Who would have thought that sea level would exhibit volatility? Latest data from the U.S. government agency the National Oceanic and Atmospheric Administration (NOAA) to mid-January shows sea level rise pushing to the top of its twenty-year trend line. But only a little more than a year ago sea level exhibited a significant drop of 5 mm (and the “climate skeptic” blogosphere was alight with the claim that sea level rise had stopped). The drop was related to a sudden transition from El Nino to La Nina conditions which dumped an unprecedented amount of water on land. An explanation by NASA of this phenomenon is here.
The major sea level time series all show sea level rising at roughly 3 mm per annum linear rate over the past two decades.
In order for us to experience the more pessimistic sea level rise outcomes of 1 to 2 metres by end of century (see for example here), the rate of rise will need to break out of its linear 3 mm per annum trend in the not too distant future. High rates of sea level rise have the potential to cause massive economic disruption, so a careful tracking of any change in trend is a critical component in gauging climate risk.
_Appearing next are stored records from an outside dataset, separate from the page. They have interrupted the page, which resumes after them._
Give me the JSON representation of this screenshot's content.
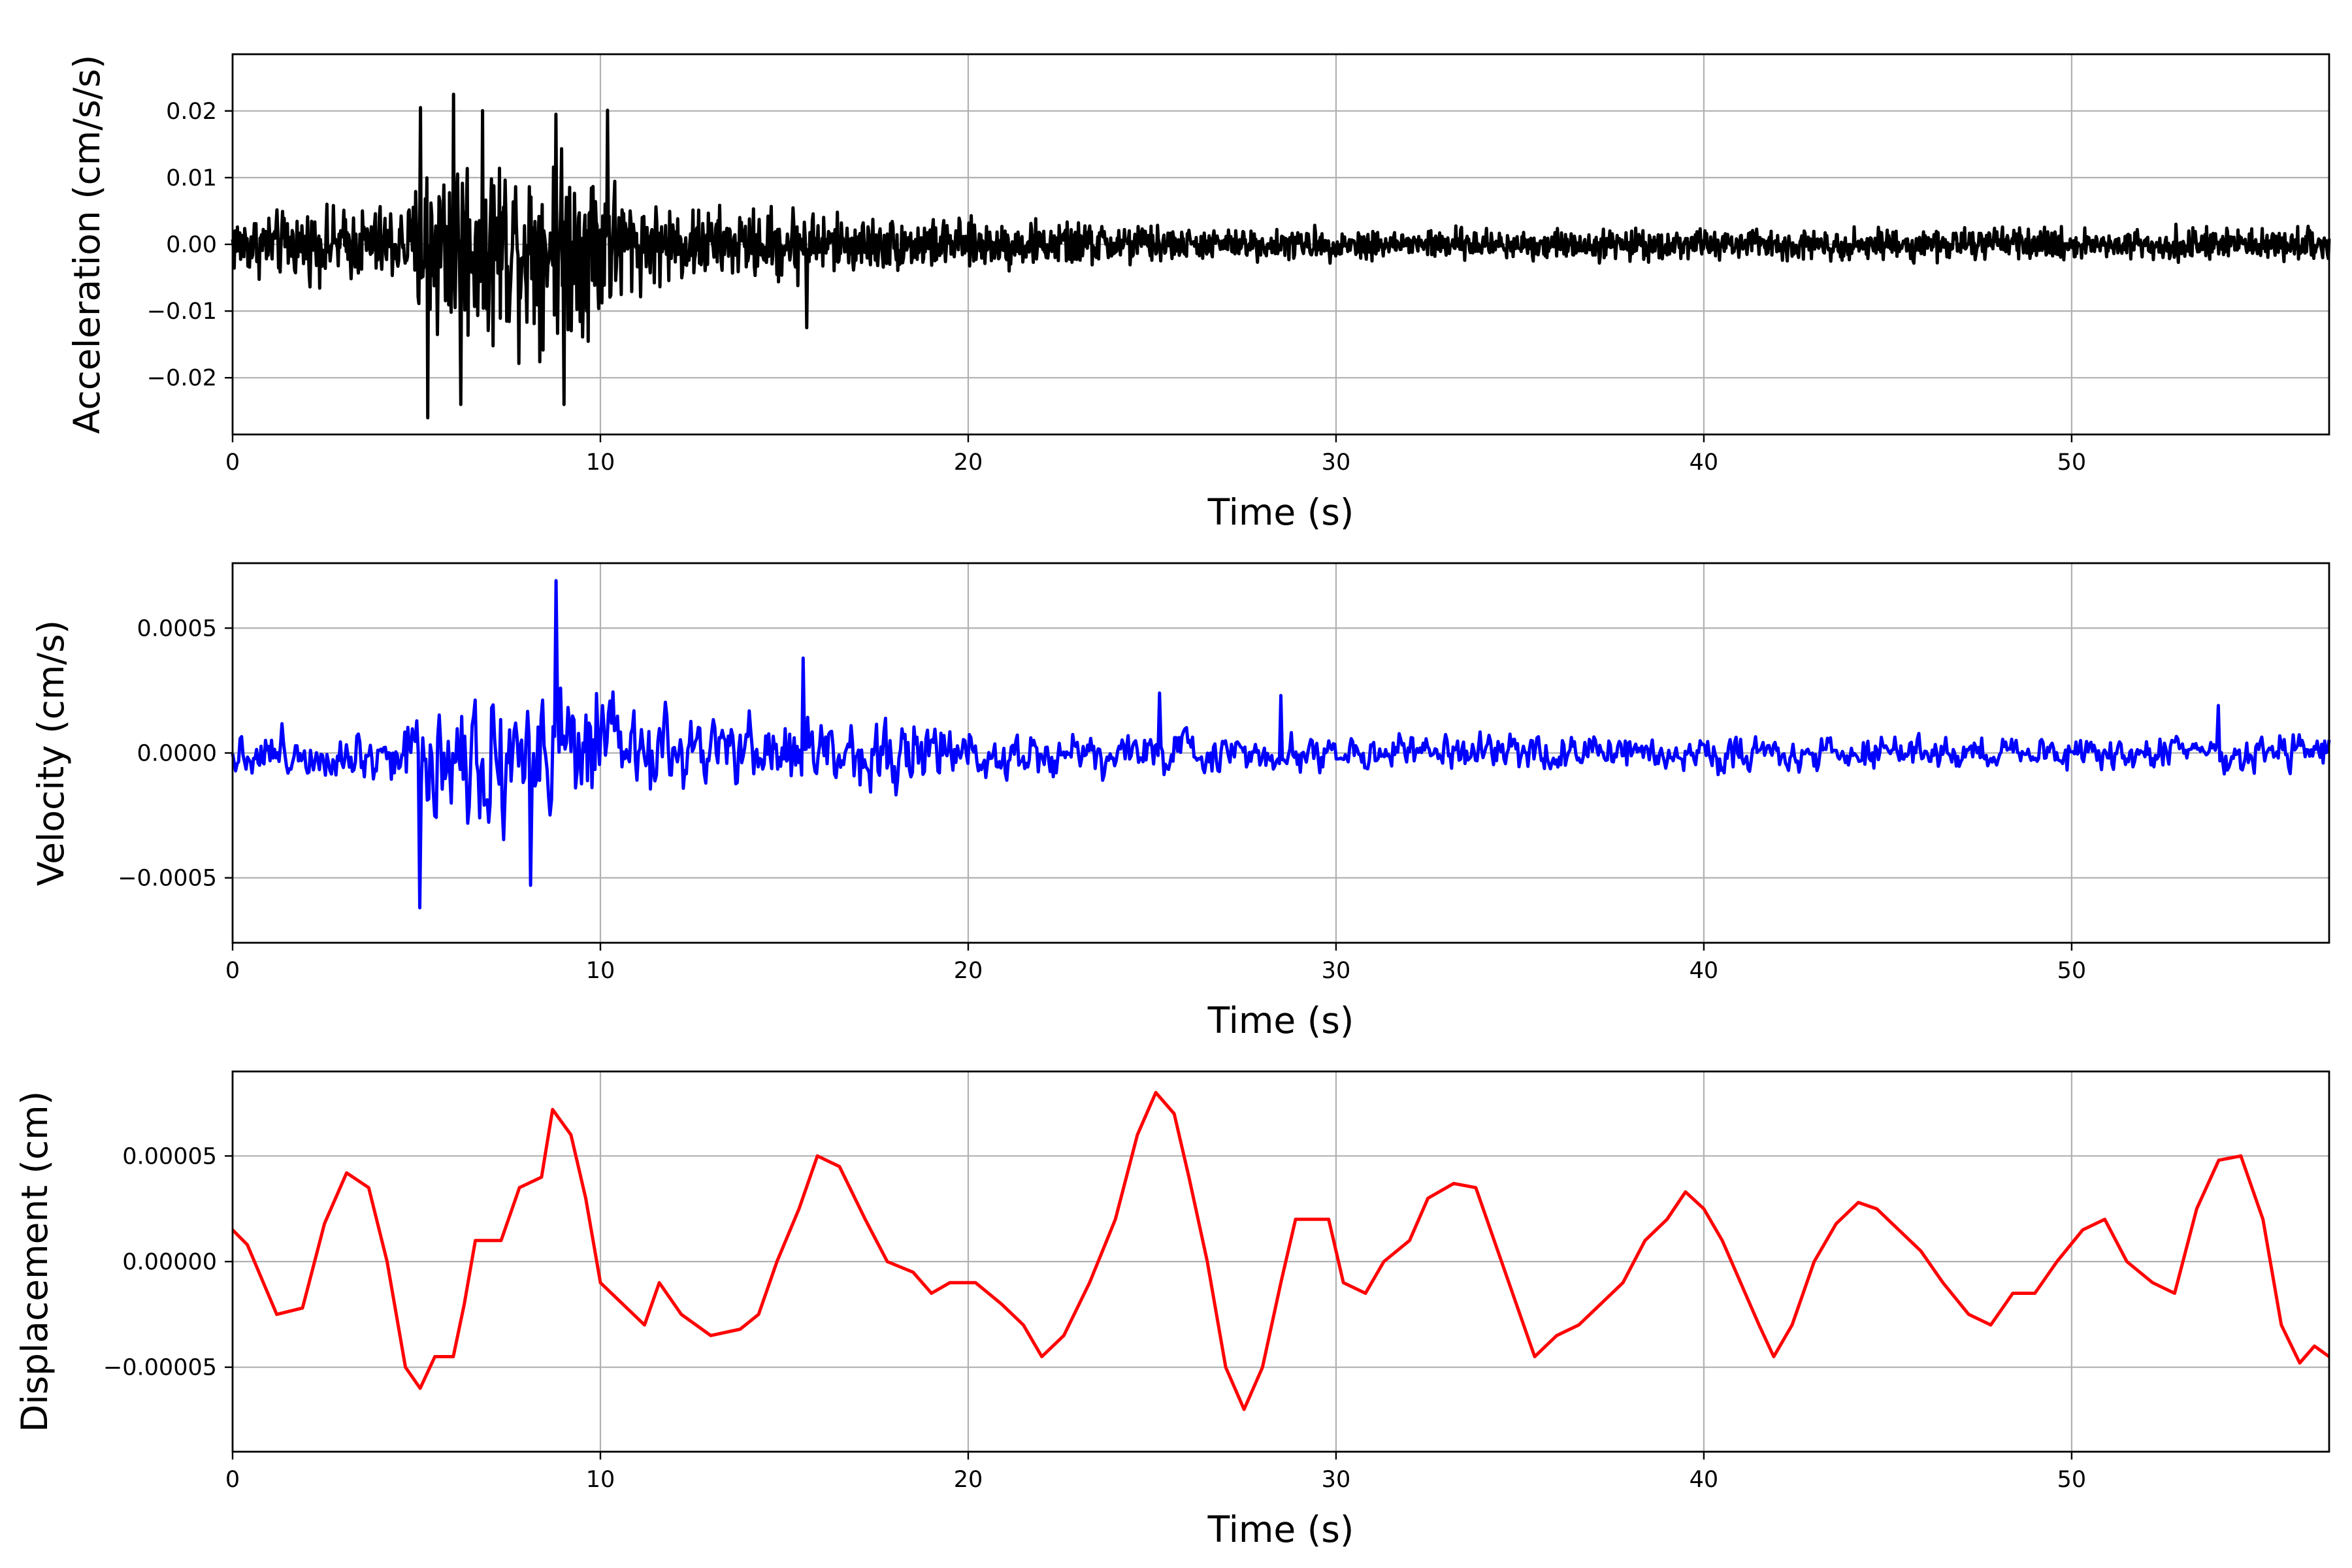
{
  "chart_data": [
    {
      "type": "line",
      "xlabel": "Time (s)",
      "ylabel": "Acceleration (cm/s/s)",
      "xlim": [
        0,
        57
      ],
      "ylim": [
        -0.0285,
        0.0285
      ],
      "xticks": [
        0,
        10,
        20,
        30,
        40,
        50
      ],
      "xtick_labels": [
        "0",
        "10",
        "20",
        "30",
        "40",
        "50"
      ],
      "yticks": [
        -0.02,
        -0.01,
        0.0,
        0.01,
        0.02
      ],
      "ytick_labels": [
        "−0.02",
        "−0.01",
        "0.00",
        "0.01",
        "0.02"
      ],
      "grid": true,
      "color": "#000000",
      "envelope": [
        [
          0,
          0.0065
        ],
        [
          3,
          0.0075
        ],
        [
          4.9,
          0.009
        ],
        [
          5.1,
          0.02
        ],
        [
          6,
          0.021
        ],
        [
          8,
          0.02
        ],
        [
          10,
          0.019
        ],
        [
          11,
          0.009
        ],
        [
          14,
          0.007
        ],
        [
          15.5,
          0.0085
        ],
        [
          16.5,
          0.006
        ],
        [
          20,
          0.005
        ],
        [
          24.5,
          0.0045
        ],
        [
          26,
          0.0032
        ],
        [
          57,
          0.0033
        ]
      ],
      "peaks": [
        [
          5.1,
          0.0205
        ],
        [
          5.3,
          -0.026
        ],
        [
          6.0,
          0.0225
        ],
        [
          6.2,
          -0.024
        ],
        [
          8.8,
          0.0195
        ],
        [
          9.0,
          -0.024
        ],
        [
          10.2,
          0.0201
        ],
        [
          15.6,
          -0.0125
        ]
      ]
    },
    {
      "type": "line",
      "xlabel": "Time (s)",
      "ylabel": "Velocity (cm/s)",
      "xlim": [
        0,
        57
      ],
      "ylim": [
        -0.00076,
        0.00076
      ],
      "xticks": [
        0,
        10,
        20,
        30,
        40,
        50
      ],
      "xtick_labels": [
        "0",
        "10",
        "20",
        "30",
        "40",
        "50"
      ],
      "yticks": [
        -0.0005,
        0.0,
        0.0005
      ],
      "ytick_labels": [
        "−0.0005",
        "0.0000",
        "0.0005"
      ],
      "grid": true,
      "color": "#0000ff",
      "envelope": [
        [
          0,
          0.00014
        ],
        [
          4,
          0.00018
        ],
        [
          4.8,
          0.0003
        ],
        [
          5.5,
          0.00045
        ],
        [
          8.5,
          0.00052
        ],
        [
          10.5,
          0.00032
        ],
        [
          12,
          0.00022
        ],
        [
          15.5,
          0.00026
        ],
        [
          20,
          0.00018
        ],
        [
          25,
          0.00014
        ],
        [
          30,
          0.00011
        ],
        [
          57,
          0.00012
        ]
      ],
      "peaks": [
        [
          5.1,
          -0.00062
        ],
        [
          8.8,
          0.00069
        ],
        [
          8.1,
          -0.00053
        ],
        [
          15.5,
          0.00038
        ],
        [
          25.2,
          0.00024
        ],
        [
          28.5,
          0.00023
        ],
        [
          54,
          0.00019
        ]
      ]
    },
    {
      "type": "line",
      "xlabel": "Time (s)",
      "ylabel": "Displacement (cm)",
      "xlim": [
        0,
        57
      ],
      "ylim": [
        -9e-05,
        9e-05
      ],
      "xticks": [
        0,
        10,
        20,
        30,
        40,
        50
      ],
      "xtick_labels": [
        "0",
        "10",
        "20",
        "30",
        "40",
        "50"
      ],
      "yticks": [
        -5e-05,
        0.0,
        5e-05
      ],
      "ytick_labels": [
        "−0.00005",
        "0.00000",
        "0.00005"
      ],
      "grid": true,
      "color": "#ff0000",
      "points": [
        [
          0,
          1.5e-05
        ],
        [
          0.4,
          8e-06
        ],
        [
          1.2,
          -2.5e-05
        ],
        [
          1.9,
          -2.2e-05
        ],
        [
          2.5,
          1.8e-05
        ],
        [
          3.1,
          4.2e-05
        ],
        [
          3.7,
          3.5e-05
        ],
        [
          4.2,
          0.0
        ],
        [
          4.7,
          -5e-05
        ],
        [
          5.1,
          -6e-05
        ],
        [
          5.5,
          -4.5e-05
        ],
        [
          6.0,
          -4.5e-05
        ],
        [
          6.3,
          -2e-05
        ],
        [
          6.6,
          1e-05
        ],
        [
          7.3,
          1e-05
        ],
        [
          7.8,
          3.5e-05
        ],
        [
          8.4,
          4e-05
        ],
        [
          8.7,
          7.2e-05
        ],
        [
          9.2,
          6e-05
        ],
        [
          9.6,
          3e-05
        ],
        [
          10.0,
          -1e-05
        ],
        [
          10.6,
          -2e-05
        ],
        [
          11.2,
          -3e-05
        ],
        [
          11.6,
          -1e-05
        ],
        [
          12.2,
          -2.5e-05
        ],
        [
          13.0,
          -3.5e-05
        ],
        [
          13.8,
          -3.2e-05
        ],
        [
          14.3,
          -2.5e-05
        ],
        [
          14.8,
          0.0
        ],
        [
          15.4,
          2.5e-05
        ],
        [
          15.9,
          5e-05
        ],
        [
          16.5,
          4.5e-05
        ],
        [
          17.2,
          2e-05
        ],
        [
          17.8,
          0.0
        ],
        [
          18.5,
          -5e-06
        ],
        [
          19.0,
          -1.5e-05
        ],
        [
          19.5,
          -1e-05
        ],
        [
          20.2,
          -1e-05
        ],
        [
          20.9,
          -2e-05
        ],
        [
          21.5,
          -3e-05
        ],
        [
          22.0,
          -4.5e-05
        ],
        [
          22.6,
          -3.5e-05
        ],
        [
          23.3,
          -1e-05
        ],
        [
          24.0,
          2e-05
        ],
        [
          24.6,
          6e-05
        ],
        [
          25.1,
          8e-05
        ],
        [
          25.6,
          7e-05
        ],
        [
          26.0,
          4e-05
        ],
        [
          26.5,
          0.0
        ],
        [
          27.0,
          -5e-05
        ],
        [
          27.5,
          -7e-05
        ],
        [
          28.0,
          -5e-05
        ],
        [
          28.5,
          -1e-05
        ],
        [
          28.9,
          2e-05
        ],
        [
          29.3,
          2e-05
        ],
        [
          29.8,
          2e-05
        ],
        [
          30.2,
          -1e-05
        ],
        [
          30.8,
          -1.5e-05
        ],
        [
          31.3,
          0.0
        ],
        [
          32.0,
          1e-05
        ],
        [
          32.5,
          3e-05
        ],
        [
          33.2,
          3.7e-05
        ],
        [
          33.8,
          3.5e-05
        ],
        [
          34.3,
          1e-05
        ],
        [
          34.9,
          -2e-05
        ],
        [
          35.4,
          -4.5e-05
        ],
        [
          36.0,
          -3.5e-05
        ],
        [
          36.6,
          -3e-05
        ],
        [
          37.2,
          -2e-05
        ],
        [
          37.8,
          -1e-05
        ],
        [
          38.4,
          1e-05
        ],
        [
          39.0,
          2e-05
        ],
        [
          39.5,
          3.3e-05
        ],
        [
          40.0,
          2.5e-05
        ],
        [
          40.5,
          1e-05
        ],
        [
          41.0,
          -1e-05
        ],
        [
          41.5,
          -3e-05
        ],
        [
          41.9,
          -4.5e-05
        ],
        [
          42.4,
          -3e-05
        ],
        [
          43.0,
          0.0
        ],
        [
          43.6,
          1.8e-05
        ],
        [
          44.2,
          2.8e-05
        ],
        [
          44.7,
          2.5e-05
        ],
        [
          45.3,
          1.5e-05
        ],
        [
          45.9,
          5e-06
        ],
        [
          46.5,
          -1e-05
        ],
        [
          47.2,
          -2.5e-05
        ],
        [
          47.8,
          -3e-05
        ],
        [
          48.4,
          -1.5e-05
        ],
        [
          49.0,
          -1.5e-05
        ],
        [
          49.6,
          0.0
        ],
        [
          50.3,
          1.5e-05
        ],
        [
          50.9,
          2e-05
        ],
        [
          51.5,
          0.0
        ],
        [
          52.2,
          -1e-05
        ],
        [
          52.8,
          -1.5e-05
        ],
        [
          53.4,
          2.5e-05
        ],
        [
          54.0,
          4.8e-05
        ],
        [
          54.6,
          5e-05
        ],
        [
          55.2,
          2e-05
        ],
        [
          55.7,
          -3e-05
        ],
        [
          56.2,
          -4.8e-05
        ],
        [
          56.6,
          -4e-05
        ],
        [
          57.0,
          -4.5e-05
        ]
      ]
    }
  ]
}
For your reference, data on sea level rise can be accessed from four main sources: NOAA, The University of Colorado’s CU Sea Level Research Group, the Australian government’s national science agency The Commonwealth Scientific and Industrial Research Organisation (CSIRO) and the French Space Agency related Archiving, Validation and Interpretation of Satellite Oceanographic data centre (AVISO).
Sea level rise is not communicated very well to the general public. Unlike Arctic sea ice extent, which has the wonderful National Snow and Ice Data Center (NSIDC) web site, the major sea level-related institutes traditionally concerned themselves with an academic audience (although CISRO and NOAA have made big improvements over the last couple of years at reaching out to the general public). Publication of data (collected on a rather strange 10-day interval) is haphazard and has considerable lags (please can we have a regular publication schedule clearly indicated). The NOAA and AVISO sites appear to be the most timely in the release of data.
Three counter-intuitive aspects of sea level rise:
1. An Annual Cycle (via the CISRO site)
2. Regional Variability (via the CISRO site)
3. An El Nino Southern Oscillation (ENSO) Cycle (via the AVISO site)
The CISRO site also has an animation tracking sea level over the 1997/98 El Nino here. Run the animation and see the amazing 60 cm divergence between the western and eastern Pacific in 1997/98. And I always used to think that water would find its level!
Lastly, a call to would-be bloggers. Is there a sea level wonk or keen post-grad out there who would like to reach out to a wider audience? Arctic sea ice extent has the incomparable Neven. In the year 2050, I would wish (for my children’s sake) that we have transcended the current climate threat and are in a position to award medals to those who stood up and fought. Neven would certainly be one of those at the top of my list for a climate communication Victoria Cross or Medal of Honor in his calm chronicling of the threat we face. The sea level candidacy is currently vacant (but if I am missing someone, please let me know).